(via The Outline of Art) William Orpen writes:
While admitting that ‘The Surrender of Breda’ challenges the greatest masters on their own ground, rivalling the highest achievements of Titian, Tintoretto, and Veronese both in its dignity as illustration and in its beauty as decoration, yet Mr Stevenson has affirmed that ‘it is not the complete expression of the Velazquez eyesight.’ In a sense it is not; it has not the amazing actuality of some of the painter’s later works, but it may be questioned whether it is desirable that it should have this quality. This painting, we must remember, was first and foremost a decoration painted to adorn a certain wall in a given apartment, and the experience of centuries has shown that ultra-realism does not produce the most effective forms of decoration, which need a certain deliberate convention to emphasize their beauty as patterns. In ‘The Surrender of Breda’ Velazquez gives us the greatest amount of realism compatible with the success of the picture as a decoration: it fulfills its purpose to perfection, and than this no higher praise can be given.

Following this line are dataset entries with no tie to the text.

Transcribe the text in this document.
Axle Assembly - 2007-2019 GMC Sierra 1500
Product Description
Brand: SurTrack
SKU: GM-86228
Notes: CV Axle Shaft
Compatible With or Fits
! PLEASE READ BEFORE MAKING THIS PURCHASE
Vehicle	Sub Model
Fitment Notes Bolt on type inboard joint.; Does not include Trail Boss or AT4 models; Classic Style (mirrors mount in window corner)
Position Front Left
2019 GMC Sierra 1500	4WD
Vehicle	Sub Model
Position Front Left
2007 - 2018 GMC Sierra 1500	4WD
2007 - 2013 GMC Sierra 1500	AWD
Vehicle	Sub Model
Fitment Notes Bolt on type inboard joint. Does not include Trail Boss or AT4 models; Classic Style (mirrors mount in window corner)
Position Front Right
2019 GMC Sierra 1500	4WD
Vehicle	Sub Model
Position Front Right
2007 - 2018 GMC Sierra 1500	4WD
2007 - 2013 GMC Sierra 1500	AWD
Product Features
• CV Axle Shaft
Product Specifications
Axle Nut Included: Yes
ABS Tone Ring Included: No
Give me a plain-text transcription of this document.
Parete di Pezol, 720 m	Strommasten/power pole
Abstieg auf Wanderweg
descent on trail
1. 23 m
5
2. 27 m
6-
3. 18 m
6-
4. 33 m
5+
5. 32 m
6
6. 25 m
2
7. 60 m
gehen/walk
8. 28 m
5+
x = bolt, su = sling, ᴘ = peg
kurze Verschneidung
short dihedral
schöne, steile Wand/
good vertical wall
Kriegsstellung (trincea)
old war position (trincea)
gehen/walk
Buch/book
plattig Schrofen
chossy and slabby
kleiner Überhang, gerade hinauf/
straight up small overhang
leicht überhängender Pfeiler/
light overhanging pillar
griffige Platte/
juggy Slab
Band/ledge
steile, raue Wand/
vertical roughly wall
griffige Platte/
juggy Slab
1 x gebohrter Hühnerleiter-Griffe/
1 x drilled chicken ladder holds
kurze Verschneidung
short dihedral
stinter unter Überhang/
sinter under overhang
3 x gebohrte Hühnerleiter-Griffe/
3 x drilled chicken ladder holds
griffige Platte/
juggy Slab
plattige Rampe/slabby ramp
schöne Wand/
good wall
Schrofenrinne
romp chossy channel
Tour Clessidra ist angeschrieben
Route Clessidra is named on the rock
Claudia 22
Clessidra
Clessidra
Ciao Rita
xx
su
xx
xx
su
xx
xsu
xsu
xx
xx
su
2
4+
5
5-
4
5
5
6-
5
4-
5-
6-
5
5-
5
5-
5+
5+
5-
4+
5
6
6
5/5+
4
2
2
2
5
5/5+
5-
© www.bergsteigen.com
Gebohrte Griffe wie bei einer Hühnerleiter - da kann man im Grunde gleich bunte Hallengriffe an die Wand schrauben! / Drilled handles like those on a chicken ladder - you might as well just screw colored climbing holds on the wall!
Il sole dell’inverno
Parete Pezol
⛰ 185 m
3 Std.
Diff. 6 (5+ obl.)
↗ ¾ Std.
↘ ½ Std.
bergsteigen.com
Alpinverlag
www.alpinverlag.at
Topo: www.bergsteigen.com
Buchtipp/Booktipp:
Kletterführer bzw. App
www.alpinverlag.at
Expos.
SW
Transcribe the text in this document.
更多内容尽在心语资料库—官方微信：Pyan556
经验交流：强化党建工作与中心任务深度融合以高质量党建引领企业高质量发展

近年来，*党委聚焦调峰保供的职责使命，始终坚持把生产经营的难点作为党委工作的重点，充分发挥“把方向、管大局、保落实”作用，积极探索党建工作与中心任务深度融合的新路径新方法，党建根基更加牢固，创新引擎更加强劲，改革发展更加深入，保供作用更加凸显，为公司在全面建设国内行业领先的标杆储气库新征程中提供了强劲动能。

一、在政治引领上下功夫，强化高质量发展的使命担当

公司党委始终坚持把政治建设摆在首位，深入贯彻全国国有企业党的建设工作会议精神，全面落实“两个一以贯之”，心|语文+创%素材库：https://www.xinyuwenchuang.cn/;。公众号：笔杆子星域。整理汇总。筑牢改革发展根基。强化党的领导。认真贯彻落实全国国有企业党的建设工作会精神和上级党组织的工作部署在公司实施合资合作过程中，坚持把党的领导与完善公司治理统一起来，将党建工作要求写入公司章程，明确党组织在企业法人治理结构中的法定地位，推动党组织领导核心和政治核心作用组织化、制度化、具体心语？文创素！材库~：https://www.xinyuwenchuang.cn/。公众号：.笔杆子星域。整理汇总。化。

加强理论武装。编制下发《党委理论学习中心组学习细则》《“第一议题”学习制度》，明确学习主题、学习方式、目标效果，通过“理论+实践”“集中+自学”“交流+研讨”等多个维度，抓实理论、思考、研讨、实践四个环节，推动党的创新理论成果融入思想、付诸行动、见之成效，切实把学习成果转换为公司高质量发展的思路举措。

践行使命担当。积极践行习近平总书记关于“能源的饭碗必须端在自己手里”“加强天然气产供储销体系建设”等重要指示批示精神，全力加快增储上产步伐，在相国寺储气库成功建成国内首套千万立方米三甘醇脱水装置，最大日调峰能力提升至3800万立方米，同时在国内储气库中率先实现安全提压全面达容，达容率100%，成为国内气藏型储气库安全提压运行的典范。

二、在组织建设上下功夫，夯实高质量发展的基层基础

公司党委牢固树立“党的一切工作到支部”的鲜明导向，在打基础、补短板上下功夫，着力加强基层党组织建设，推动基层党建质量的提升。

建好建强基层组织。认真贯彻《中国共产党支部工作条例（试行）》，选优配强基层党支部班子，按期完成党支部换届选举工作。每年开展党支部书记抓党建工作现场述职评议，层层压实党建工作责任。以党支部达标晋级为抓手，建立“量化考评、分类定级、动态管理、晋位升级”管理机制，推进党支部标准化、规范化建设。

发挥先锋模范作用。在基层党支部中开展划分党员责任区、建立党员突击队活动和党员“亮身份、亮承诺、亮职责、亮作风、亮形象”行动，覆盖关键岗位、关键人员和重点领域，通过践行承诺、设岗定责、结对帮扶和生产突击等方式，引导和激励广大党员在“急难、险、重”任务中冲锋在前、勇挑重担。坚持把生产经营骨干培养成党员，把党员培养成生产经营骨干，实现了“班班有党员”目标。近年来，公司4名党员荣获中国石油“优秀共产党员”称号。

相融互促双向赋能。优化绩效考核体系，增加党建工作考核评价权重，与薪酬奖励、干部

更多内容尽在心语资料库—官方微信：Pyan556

Just about the time of this painting, Velazquez was introduced to a new sitter, the king’s little son Balthasar Carlos. Of the many portraits he made of this prince none is more delightful than the one which shows him on horseback. This quaint and rather pathetic little figure on his prancing steed, with the whole of Spain seemingly summed up and expressed in the landscape behind him, is the most adorable picture ever painted of a small boy. For all his pomp and importance (emphasized by the marshal’s baton in his hand), the stern, set face—so like his father’s—makes us feel sorry for him. He is very human; we feel that he is a lonely child, and somehow the painter with prophetic insight seems to suggest that he has not long to live. Poor little Balthasar Carlos, born in 1629, did not live to be twenty. In 1646 he caught a cold at Saragossa and died. Thereafter Velazquez had no royal prince to paint, and Philip IV had to lavish all his domestic affection on a little princess, the Infanta Maria Teresa, who had been born in 1638. Soon after her arrival troubles came thick upon Spain. Olivarez mismanaged matters badly and was disgraced in 1643; and the same year those lances of Spain, hitherto invincible, which we see in ‘The Surrender of Breda,’ themselves suffered the agony of defeat and were utterly crumpled up and crushed at Rocroi by the great French commander Condé. Domestic griefs accompanied these public misfortunes, for two years before he lost his son, Philip lost his wife, the Queen Isabella.
In 1649 Velazquez again visited Italy, no longer the follower of an all conquering army but the agent of a monarch whose power was waning. He landed at Genoa on January 2, and passing through Milan made for Venice, where he purchased several pictures for the King. This indeed, was the principal object of his journey. From Venice he went to Rome, where he painted the splendid portrait of Innocent X which now hangs in the Doria Palace, Rome, and met several artists of note—among them being Salvator Rosa (1615-73), the Neapolitan painter of brigands and wild scenery, and Nicolas Poussin (1594-1665), the polished Frenchman, who in his classical subjects carried on the tradition of the great Renaissance and in his landscapes was a real pioneer.
In the summer of 1651 Velazquez returned to Madrid, where still further honors awaited him. He was made Marshal of the Palace, and as Philip IV had married again during his absence—married his own niece Mariana of Austria, a girl of fourteen—the new Marshal was kept busy organizing festivities and tournaments for the amusement of the young Queen. By this second wife Philip had the Princess Margaret, born 1651, who is the central figure in the world famous ‘Las Meninas’. This picture in English ‘The Maids of Honor,’ marks the culmination of the third period of Velazquez and is the supreme achievement of his life.